Omada Health, a digital health company for chronic care management, has begun selling to health systems, starting with a partnership with Intermountain Health, the organizations said Monday.
Omada will work with Castell, the Salt Lake City-based value-based assisted subsidiary of Intermountain, to identify patients for the digital healthcare company’s virtual diabetes prevention program. Patients receiving primary care within Intermountain’s medical group will be contacted by Castell Care Coordinators if they are eligible for the program.
Patients enrolled in the program receive preconnected cellular scales, continuous blood glucose meters, and blood glucose meters that allow primary care physicians to track patient data in real time. Omada will track clinical metrics, such as reduction in A1C levels, as part of the program.
Financial terms of the deal were not disclosed.
Since its founding in 2011, Omada Health has grown by selling its diabetes care management programs to employers and health plans. CEO Sean Duffy said three trends prompted the company to start selling to healthcare systems. Healthcare systems are more open to virtual care due to the COVID-19 pandemic. They’re also taking on more risk-based contractual arrangements and addressing a manpower shortage among doctors, Duffy said.
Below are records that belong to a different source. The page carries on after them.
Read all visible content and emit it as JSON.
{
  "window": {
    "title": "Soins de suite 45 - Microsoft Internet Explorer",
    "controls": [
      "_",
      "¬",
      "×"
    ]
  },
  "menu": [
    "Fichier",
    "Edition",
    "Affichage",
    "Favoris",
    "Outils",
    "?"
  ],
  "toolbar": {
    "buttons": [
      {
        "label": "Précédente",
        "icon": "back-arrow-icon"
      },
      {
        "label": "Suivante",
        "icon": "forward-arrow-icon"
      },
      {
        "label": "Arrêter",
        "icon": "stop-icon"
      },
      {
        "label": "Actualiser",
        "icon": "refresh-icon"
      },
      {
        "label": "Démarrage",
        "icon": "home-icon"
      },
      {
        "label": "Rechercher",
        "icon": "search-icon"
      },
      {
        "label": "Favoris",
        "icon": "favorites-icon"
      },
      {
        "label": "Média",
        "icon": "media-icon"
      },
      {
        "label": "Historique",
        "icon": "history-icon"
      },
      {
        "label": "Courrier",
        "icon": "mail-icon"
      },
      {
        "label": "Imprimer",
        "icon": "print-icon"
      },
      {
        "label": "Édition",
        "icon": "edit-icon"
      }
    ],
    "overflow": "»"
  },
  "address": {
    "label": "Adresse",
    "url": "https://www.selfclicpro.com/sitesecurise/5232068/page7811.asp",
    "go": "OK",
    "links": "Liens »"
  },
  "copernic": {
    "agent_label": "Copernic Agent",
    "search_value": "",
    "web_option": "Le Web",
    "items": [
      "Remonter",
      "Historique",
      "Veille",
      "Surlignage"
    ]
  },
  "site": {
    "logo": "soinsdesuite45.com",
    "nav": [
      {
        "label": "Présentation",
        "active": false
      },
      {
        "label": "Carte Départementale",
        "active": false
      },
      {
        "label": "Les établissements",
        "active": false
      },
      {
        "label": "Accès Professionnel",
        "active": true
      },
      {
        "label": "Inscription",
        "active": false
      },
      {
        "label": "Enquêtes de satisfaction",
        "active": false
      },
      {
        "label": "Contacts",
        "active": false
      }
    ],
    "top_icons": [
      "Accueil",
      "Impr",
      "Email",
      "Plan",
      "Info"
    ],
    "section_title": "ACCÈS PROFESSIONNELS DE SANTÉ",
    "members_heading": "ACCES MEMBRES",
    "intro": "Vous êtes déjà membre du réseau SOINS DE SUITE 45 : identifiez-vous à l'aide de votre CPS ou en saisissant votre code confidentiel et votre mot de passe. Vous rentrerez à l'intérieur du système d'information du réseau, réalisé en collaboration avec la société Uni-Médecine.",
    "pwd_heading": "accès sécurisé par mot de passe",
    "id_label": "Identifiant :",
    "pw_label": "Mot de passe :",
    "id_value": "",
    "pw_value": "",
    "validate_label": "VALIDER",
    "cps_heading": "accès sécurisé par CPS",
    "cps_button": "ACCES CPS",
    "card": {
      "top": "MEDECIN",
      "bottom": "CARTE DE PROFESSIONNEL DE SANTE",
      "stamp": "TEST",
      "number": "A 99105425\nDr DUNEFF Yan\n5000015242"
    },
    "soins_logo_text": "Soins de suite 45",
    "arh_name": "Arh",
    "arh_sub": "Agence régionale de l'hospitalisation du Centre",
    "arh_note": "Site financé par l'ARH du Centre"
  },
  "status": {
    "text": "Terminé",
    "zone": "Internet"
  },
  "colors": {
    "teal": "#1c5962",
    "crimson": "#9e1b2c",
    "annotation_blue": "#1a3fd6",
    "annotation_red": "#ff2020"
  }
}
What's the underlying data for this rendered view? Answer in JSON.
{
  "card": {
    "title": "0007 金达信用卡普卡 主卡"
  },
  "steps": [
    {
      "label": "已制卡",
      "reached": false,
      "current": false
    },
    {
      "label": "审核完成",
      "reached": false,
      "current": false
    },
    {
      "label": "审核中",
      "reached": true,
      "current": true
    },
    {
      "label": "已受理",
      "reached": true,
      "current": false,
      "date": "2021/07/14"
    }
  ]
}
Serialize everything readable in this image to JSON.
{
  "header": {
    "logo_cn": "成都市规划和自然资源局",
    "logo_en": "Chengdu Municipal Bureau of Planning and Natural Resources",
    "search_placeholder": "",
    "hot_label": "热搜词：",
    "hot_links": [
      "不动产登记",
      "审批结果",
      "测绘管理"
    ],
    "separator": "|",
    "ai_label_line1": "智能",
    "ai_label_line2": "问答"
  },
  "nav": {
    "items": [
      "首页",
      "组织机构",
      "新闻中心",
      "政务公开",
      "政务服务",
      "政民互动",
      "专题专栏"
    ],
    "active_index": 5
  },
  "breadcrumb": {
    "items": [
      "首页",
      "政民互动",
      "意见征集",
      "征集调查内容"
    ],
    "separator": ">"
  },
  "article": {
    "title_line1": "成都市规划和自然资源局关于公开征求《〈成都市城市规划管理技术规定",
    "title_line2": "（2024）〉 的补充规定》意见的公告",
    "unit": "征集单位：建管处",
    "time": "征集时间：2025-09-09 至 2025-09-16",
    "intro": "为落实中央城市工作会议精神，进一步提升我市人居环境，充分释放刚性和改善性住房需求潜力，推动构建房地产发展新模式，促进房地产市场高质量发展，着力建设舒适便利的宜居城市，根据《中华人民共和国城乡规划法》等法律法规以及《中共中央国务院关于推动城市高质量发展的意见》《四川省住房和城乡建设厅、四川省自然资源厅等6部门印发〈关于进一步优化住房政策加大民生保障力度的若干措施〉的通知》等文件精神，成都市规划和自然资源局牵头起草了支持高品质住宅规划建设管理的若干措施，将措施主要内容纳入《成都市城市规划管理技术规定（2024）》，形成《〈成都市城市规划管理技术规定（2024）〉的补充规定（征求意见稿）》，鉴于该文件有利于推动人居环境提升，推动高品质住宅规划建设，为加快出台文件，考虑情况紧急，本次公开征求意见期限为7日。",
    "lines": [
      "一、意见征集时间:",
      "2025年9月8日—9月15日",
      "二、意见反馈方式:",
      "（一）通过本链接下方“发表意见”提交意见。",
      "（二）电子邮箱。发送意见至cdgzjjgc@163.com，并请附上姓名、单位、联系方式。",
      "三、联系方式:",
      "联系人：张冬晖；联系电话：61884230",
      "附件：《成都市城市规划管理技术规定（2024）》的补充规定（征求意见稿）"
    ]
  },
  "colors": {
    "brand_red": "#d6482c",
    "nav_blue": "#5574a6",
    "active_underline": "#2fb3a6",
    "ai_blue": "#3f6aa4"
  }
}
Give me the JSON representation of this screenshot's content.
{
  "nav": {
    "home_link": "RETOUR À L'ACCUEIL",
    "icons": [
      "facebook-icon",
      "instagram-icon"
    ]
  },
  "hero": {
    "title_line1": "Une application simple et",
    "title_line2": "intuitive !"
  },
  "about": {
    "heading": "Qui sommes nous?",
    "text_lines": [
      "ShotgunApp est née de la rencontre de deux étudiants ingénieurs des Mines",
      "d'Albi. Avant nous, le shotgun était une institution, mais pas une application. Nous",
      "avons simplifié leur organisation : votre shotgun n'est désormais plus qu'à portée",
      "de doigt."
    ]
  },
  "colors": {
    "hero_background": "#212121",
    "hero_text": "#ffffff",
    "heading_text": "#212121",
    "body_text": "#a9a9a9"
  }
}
“Manpower shortages are causing these health systems to find an alternative to support their primary care infrastructure and put more tools in their toolkit,” Duffy said. “We’re in a world where one in five primary care physicians will retire in the next few years, and there aren’t enough professionals to adjust to that.”
The company closed a $192 million Series E financing round in February and planned to go public later in the year before financial markets soured. While not commenting specifically on Omada’s plans, Duffy said the company is financially well capitalized and he doesn’t expect many digital health initial public offerings to unfold this year.
Duffy said the sale to healthcare systems doesn’t mean Omada will stop marketing its products to employers, but she did note that employers are starting to get tired of having too many digital healthcare solutions.
“Three or four years ago we realized that at some point benefits managers would start saying, ‘I’m deploying Omada for pre-diabetes, Livongo for diabetes, Hinge Health for musculoskeletal, Hello Heart for hypertension. I manage five different vendor contracts and five different implementations,’” said Duffy. “We’re seeing more RFPs where employers are saying, ‘I just need to solidify my point solutions.”
Leaders of other digital health companies have raised similar concerns. Don Trigg, CEO of Apree Health, a digital health company that also sells to employers, said in an interview that there has been a firestorm of targeted solutions introduced in recent years thanks to venture and private equity funding. .
“The consensus with buyers in this space is that we’re going to see a real shake-up, compared to many of the point solutions introduced before and during COVID,” Trigg said. “That Spend Line Review and Vendor Review process has already started happening in 2022.”
Healthcare systems have their challenges, which include longer sales cycles, inflationary pressures, and billions of dollars in losses. According to a recent analysis by Moody’s Investors Service, more and more healthcare organizations are at risk of credit downgrades and defaults. Duffy said he understands health systems will be hesitant to invest in new solutions amid financial challenges.
“You won’t find a healthcare system in today’s environment that isn’t under extraordinary cost pressures,” Duffy said. “You have to be very sharp in partnering with them to make sure the business model between your organizations works for you and works for them.”